Shares of Signet Jewelers (NYSE:SIG) were down 14.8% as of 11:00 a.m. EST Thursday after analysts at Wells Fargo (NYSE:WFC) downgraded the parent company of jewelry chains including Kay, Zales, Jared, and Piercing Pagoda.
More specifically, Wells Fargo's Ike Boruchow lowered his rating on Signet stock to underweight from equal weight, simultaneously reducing his per-share price target to $12 from $16 -- a steep discount from its previous close at $21.74 per share.
It likely didn't help that Signet shares rallied 25% last month -- a swift move upward spurred by the company's better-than-expected fiscal third-quarter 2020 results. To be fair, while those results handily outpaced analysts' consensus expectations, they weren't exactly stellar at a glance; revenue declined 0.3% (as store closures offset a modest 2.1% increase in same-store sales), translating to an adjusted net loss of $0.76 per share.
But Boruchow wasn't impressed, pointing to Signet's "very challenging" year, in which it battled tariffs and difficult year-over-year comparisons while working to implement its "Path to Brilliance" transformation plan.

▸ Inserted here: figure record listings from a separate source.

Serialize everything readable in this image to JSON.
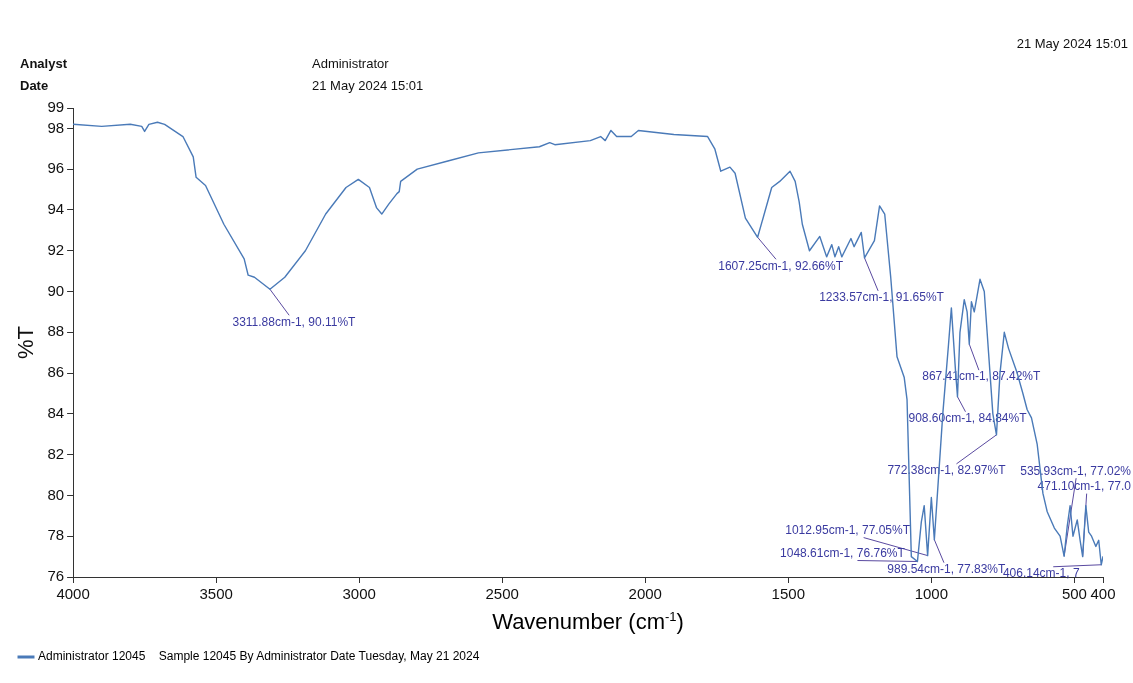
{
  "chart_data": {
    "type": "line",
    "xlabel": "Wavenumber (cm$^{-1}$)",
    "ylabel": "%T",
    "x": [
      4000,
      3900,
      3800,
      3760,
      3750,
      3735,
      3705,
      3680,
      3616,
      3580,
      3570,
      3537,
      3473,
      3402,
      3388,
      3366,
      3311.88,
      3260,
      3188,
      3117,
      3046,
      3003,
      2964,
      2939,
      2921,
      2896,
      2868,
      2860,
      2855,
      2797,
      2690,
      2583,
      2370,
      2334,
      2316,
      2192,
      2156,
      2140,
      2120,
      2100,
      2049,
      2024,
      1900,
      1782,
      1757,
      1736,
      1704,
      1686,
      1650,
      1607.25,
      1558,
      1530,
      1494,
      1476,
      1462,
      1451,
      1426,
      1390,
      1366,
      1348,
      1337,
      1324,
      1313,
      1281,
      1270,
      1245,
      1233.57,
      1199,
      1181,
      1163,
      1142,
      1120,
      1095,
      1085,
      1070,
      1048.61,
      1035,
      1025,
      1012.95,
      1000,
      989.54,
      960,
      940,
      930,
      915,
      908.6,
      900,
      885,
      875,
      867.41,
      860,
      850,
      830,
      815,
      800,
      785,
      772.38,
      760,
      745,
      730,
      700,
      680,
      665,
      650,
      630,
      610,
      595,
      570,
      550,
      535.93,
      525,
      515,
      505,
      490,
      480,
      471.1,
      460,
      450,
      440,
      425,
      415,
      406.14,
      400
    ],
    "series": [
      {
        "name": "Administrator 12045    Sample 12045 By Administrator Date Tuesday, May 21 2024",
        "color": "#4a7ab8",
        "values": [
          98.2,
          98.1,
          98.2,
          98.1,
          97.85,
          98.2,
          98.3,
          98.2,
          97.6,
          96.6,
          95.6,
          95.2,
          93.3,
          91.6,
          90.8,
          90.7,
          90.11,
          90.7,
          92.0,
          93.8,
          95.1,
          95.5,
          95.1,
          94.1,
          93.8,
          94.3,
          94.8,
          94.9,
          95.4,
          96.0,
          96.4,
          96.8,
          97.1,
          97.3,
          97.2,
          97.4,
          97.6,
          97.4,
          97.9,
          97.6,
          97.6,
          97.9,
          97.7,
          97.6,
          97.0,
          95.9,
          96.1,
          95.8,
          93.6,
          92.66,
          95.1,
          95.4,
          95.9,
          95.4,
          94.4,
          93.3,
          92.0,
          92.7,
          91.7,
          92.3,
          91.7,
          92.2,
          91.7,
          92.6,
          92.2,
          92.9,
          91.65,
          92.5,
          94.2,
          93.8,
          90.7,
          86.8,
          85.8,
          84.7,
          77.0,
          76.76,
          78.7,
          79.5,
          77.05,
          79.9,
          77.83,
          84.0,
          87.4,
          89.2,
          86.0,
          84.84,
          88.0,
          89.6,
          89.0,
          87.42,
          89.5,
          89.0,
          90.6,
          90.0,
          87.0,
          84.0,
          82.97,
          86.0,
          88.0,
          87.2,
          86.0,
          85.0,
          84.2,
          83.8,
          82.5,
          80.1,
          79.2,
          78.4,
          78.0,
          77.02,
          78.5,
          79.5,
          78.0,
          78.8,
          77.8,
          77.0,
          79.5,
          78.2,
          78.0,
          77.5,
          77.8,
          76.6,
          77.0
        ]
      }
    ],
    "xlim": [
      4000,
      400
    ],
    "xticks": [
      4000,
      3500,
      3000,
      2500,
      2000,
      1500,
      1000,
      500,
      400
    ],
    "ylim": [
      76,
      99
    ],
    "yticks": [
      76,
      78,
      80,
      82,
      84,
      86,
      88,
      90,
      92,
      94,
      96,
      98,
      99
    ],
    "grid": false,
    "legend": "bottom left",
    "marker": "none",
    "line_style": "solid",
    "annotations": [
      "Analyst",
      "Administrator",
      "Date",
      "21 May 2024 15:01",
      "21 May 2024 15:01",
      {
        "text": "3311.88cm-1, 90.11%T",
        "x": 3311.88,
        "y": 90.11
      },
      {
        "text": "1607.25cm-1, 92.66%T",
        "x": 1607.25,
        "y": 92.66
      },
      {
        "text": "1233.57cm-1, 91.65%T",
        "x": 1233.57,
        "y": 91.65
      },
      {
        "text": "867.41cm-1, 87.42%T",
        "x": 867.41,
        "y": 87.42
      },
      {
        "text": "908.60cm-1, 84.84%T",
        "x": 908.6,
        "y": 84.84
      },
      {
        "text": "772.38cm-1, 82.97%T",
        "x": 772.38,
        "y": 82.97
      },
      {
        "text": "1012.95cm-1, 77.05%T",
        "x": 1012.95,
        "y": 77.05
      },
      {
        "text": "1048.61cm-1, 76.76%T",
        "x": 1048.61,
        "y": 76.76
      },
      {
        "text": "989.54cm-1, 77.83%T",
        "x": 989.54,
        "y": 77.83
      },
      {
        "text": "535.93cm-1, 77.02%",
        "x": 535.93,
        "y": 77.02
      },
      {
        "text": "471.10cm-1, 77.0",
        "x": 471.1,
        "y": 77.0
      },
      {
        "text": "406.14cm-1, 7",
        "x": 406.14,
        "y": 76.6
      }
    ]
  }
}
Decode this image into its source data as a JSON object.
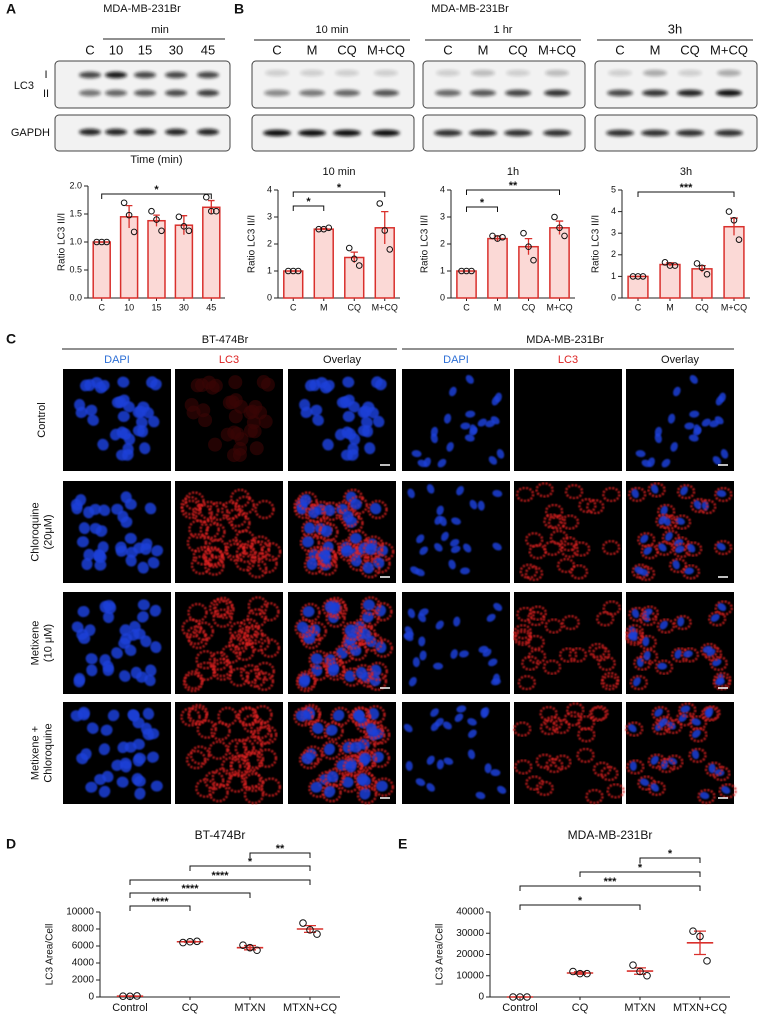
{
  "figure": {
    "panel_letters": [
      "A",
      "B",
      "C",
      "D",
      "E"
    ],
    "blot_a": {
      "title": "MDA-MB-231Br",
      "time_header": "min",
      "lanes": [
        "C",
        "10",
        "15",
        "30",
        "45"
      ],
      "rows": [
        "LC3",
        "GAPDH"
      ],
      "bands": [
        "I",
        "II"
      ]
    },
    "blot_b": {
      "title": "MDA-MB-231Br",
      "groups": [
        "10 min",
        "1 hr",
        "3h"
      ],
      "lanes": [
        "C",
        "M",
        "CQ",
        "M+CQ"
      ]
    },
    "microscopy": {
      "groups": [
        "BT-474Br",
        "MDA-MB-231Br"
      ],
      "channels": [
        "DAPI",
        "LC3",
        "Overlay"
      ],
      "rows": [
        [
          "Control"
        ],
        [
          "Chloroquine",
          "(20μM)"
        ],
        [
          "Metixene",
          "(10 μM)"
        ],
        [
          "Metixene +",
          "Chloroquine"
        ]
      ]
    }
  },
  "chart_data": [
    {
      "type": "bar",
      "title": "Time (min)",
      "y_label": "Ratio LC3 II/I",
      "categories": [
        "C",
        "10",
        "15",
        "30",
        "45"
      ],
      "values": [
        1,
        1.45,
        1.38,
        1.3,
        1.62
      ],
      "errors": [
        0,
        0.2,
        0.1,
        0.17,
        0.12
      ],
      "points": [
        [
          1,
          1,
          1
        ],
        [
          1.7,
          1.48,
          1.18
        ],
        [
          1.55,
          1.4,
          1.2
        ],
        [
          1.45,
          1.28,
          1.2
        ],
        [
          1.8,
          1.55,
          1.55
        ]
      ],
      "ylim": [
        0,
        2
      ],
      "yticks": [
        {
          "value": 0,
          "label": "0.0"
        },
        0.5,
        {
          "value": 1,
          "label": "1.0"
        },
        1.5,
        {
          "value": 2,
          "label": "2.0"
        }
      ],
      "color": "#d9302c",
      "fill": "#fbd9d6",
      "significance": [
        {
          "from": "C",
          "to": "45",
          "label": "*"
        }
      ]
    },
    {
      "type": "bar",
      "title": "10 min",
      "y_label": "Ratio LC3 II/I",
      "categories": [
        "C",
        "M",
        "CQ",
        "M+CQ"
      ],
      "values": [
        1,
        2.55,
        1.5,
        2.6
      ],
      "errors": [
        0,
        0.03,
        0.2,
        0.6
      ],
      "points": [
        [
          1,
          1,
          1
        ],
        [
          2.55,
          2.55,
          2.6
        ],
        [
          1.85,
          1.45,
          1.2
        ],
        [
          3.5,
          2.5,
          1.8
        ]
      ],
      "ylim": [
        0,
        4
      ],
      "yticks": [
        0,
        1,
        2,
        3,
        4
      ],
      "color": "#d9302c",
      "fill": "#fbd9d6",
      "significance": [
        {
          "from": "C",
          "to": "M",
          "label": "*"
        },
        {
          "from": "C",
          "to": "M+CQ",
          "label": "*"
        }
      ]
    },
    {
      "type": "bar",
      "title": "1h",
      "y_label": "Ratio LC3 II/I",
      "categories": [
        "C",
        "M",
        "CQ",
        "M+CQ"
      ],
      "values": [
        1,
        2.2,
        1.9,
        2.6
      ],
      "errors": [
        0,
        0.1,
        0.3,
        0.25
      ],
      "points": [
        [
          1,
          1,
          1
        ],
        [
          2.3,
          2.2,
          2.25
        ],
        [
          2.4,
          1.9,
          1.4
        ],
        [
          3,
          2.6,
          2.3
        ]
      ],
      "ylim": [
        0,
        4
      ],
      "yticks": [
        0,
        1,
        2,
        3,
        4
      ],
      "color": "#d9302c",
      "fill": "#fbd9d6",
      "significance": [
        {
          "from": "C",
          "to": "M",
          "label": "*"
        },
        {
          "from": "C",
          "to": "M+CQ",
          "label": "**"
        }
      ]
    },
    {
      "type": "bar",
      "title": "3h",
      "y_label": "Ratio LC3 II/I",
      "categories": [
        "C",
        "M",
        "CQ",
        "M+CQ"
      ],
      "values": [
        1,
        1.55,
        1.35,
        3.3
      ],
      "errors": [
        0,
        0.08,
        0.15,
        0.4
      ],
      "points": [
        [
          1,
          1,
          1
        ],
        [
          1.65,
          1.5,
          1.5
        ],
        [
          1.6,
          1.4,
          1.1
        ],
        [
          4,
          3.6,
          2.7
        ]
      ],
      "ylim": [
        0,
        5
      ],
      "yticks": [
        0,
        1,
        2,
        3,
        4,
        5
      ],
      "color": "#d9302c",
      "fill": "#fbd9d6",
      "significance": [
        {
          "from": "C",
          "to": "M+CQ",
          "label": "***"
        }
      ]
    },
    {
      "type": "dot",
      "title": "BT-474Br",
      "y_label": "LC3 Area/Cell",
      "categories": [
        "Control",
        "CQ",
        "MTXN",
        "MTXN+CQ"
      ],
      "values": [
        100,
        6500,
        5800,
        8000
      ],
      "errors": [
        20,
        60,
        250,
        400
      ],
      "points": [
        [
          100,
          80,
          120
        ],
        [
          6400,
          6500,
          6550
        ],
        [
          6100,
          5800,
          5500
        ],
        [
          8700,
          7900,
          7400
        ]
      ],
      "ylim": [
        0,
        10000
      ],
      "yticks": [
        0,
        2000,
        4000,
        6000,
        8000,
        10000
      ],
      "color": "#d9302c",
      "significance": [
        {
          "from": "MTXN",
          "to": "MTXN+CQ",
          "label": "**"
        },
        {
          "from": "CQ",
          "to": "MTXN+CQ",
          "label": "*"
        },
        {
          "from": "Control",
          "to": "MTXN+CQ",
          "label": "****"
        },
        {
          "from": "Control",
          "to": "MTXN",
          "label": "****"
        },
        {
          "from": "Control",
          "to": "CQ",
          "label": "****"
        }
      ]
    },
    {
      "type": "dot",
      "title": "MDA-MB-231Br",
      "y_label": "LC3 Area/Cell",
      "categories": [
        "Control",
        "CQ",
        "MTXN",
        "MTXN+CQ"
      ],
      "values": [
        0,
        11300,
        12200,
        25500
      ],
      "errors": [
        0,
        600,
        1500,
        5500
      ],
      "points": [
        [
          0,
          0,
          0
        ],
        [
          12000,
          11000,
          11000
        ],
        [
          15000,
          12000,
          10000
        ],
        [
          31000,
          28500,
          17000
        ]
      ],
      "ylim": [
        0,
        40000
      ],
      "yticks": [
        0,
        10000,
        20000,
        30000,
        40000
      ],
      "color": "#d9302c",
      "significance": [
        {
          "from": "MTXN",
          "to": "MTXN+CQ",
          "label": "*"
        },
        {
          "from": "CQ",
          "to": "MTXN+CQ",
          "label": "*"
        },
        {
          "from": "Control",
          "to": "MTXN+CQ",
          "label": "***"
        },
        {
          "from": "Control",
          "to": "MTXN",
          "label": "*"
        }
      ]
    }
  ]
}
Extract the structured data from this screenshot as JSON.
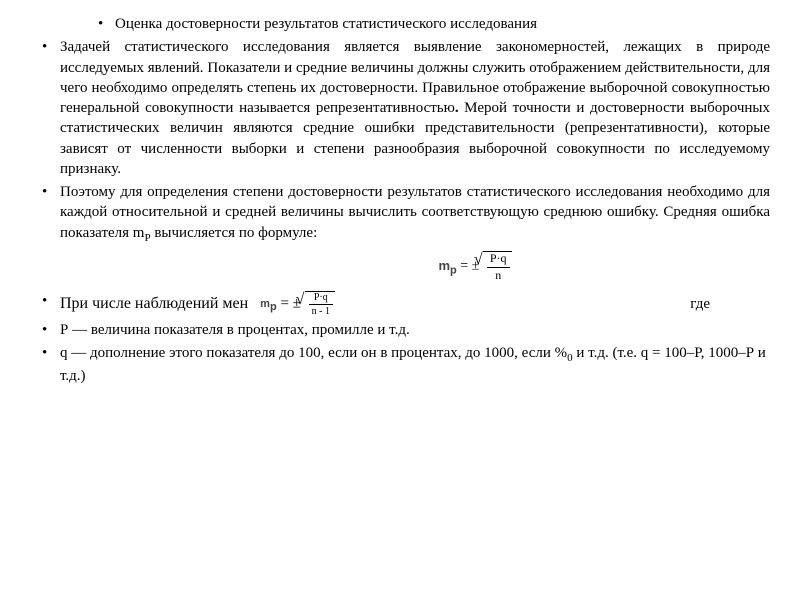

He further argued Signet's core business continues to face challenges, particularly as its credit segment remains "an overhang" to its consolidated results.
If the timing of Signet's past releases is any indication, investors could receive fresh color on its progress later this month as the company details its performance during the crucial fiscal 2020 holiday season.
Given its rapid gains last month and these words of caution from Wall Street in the meantime, however, it's no surprise to see shares of this consumer discretionary stock pulling back hard today.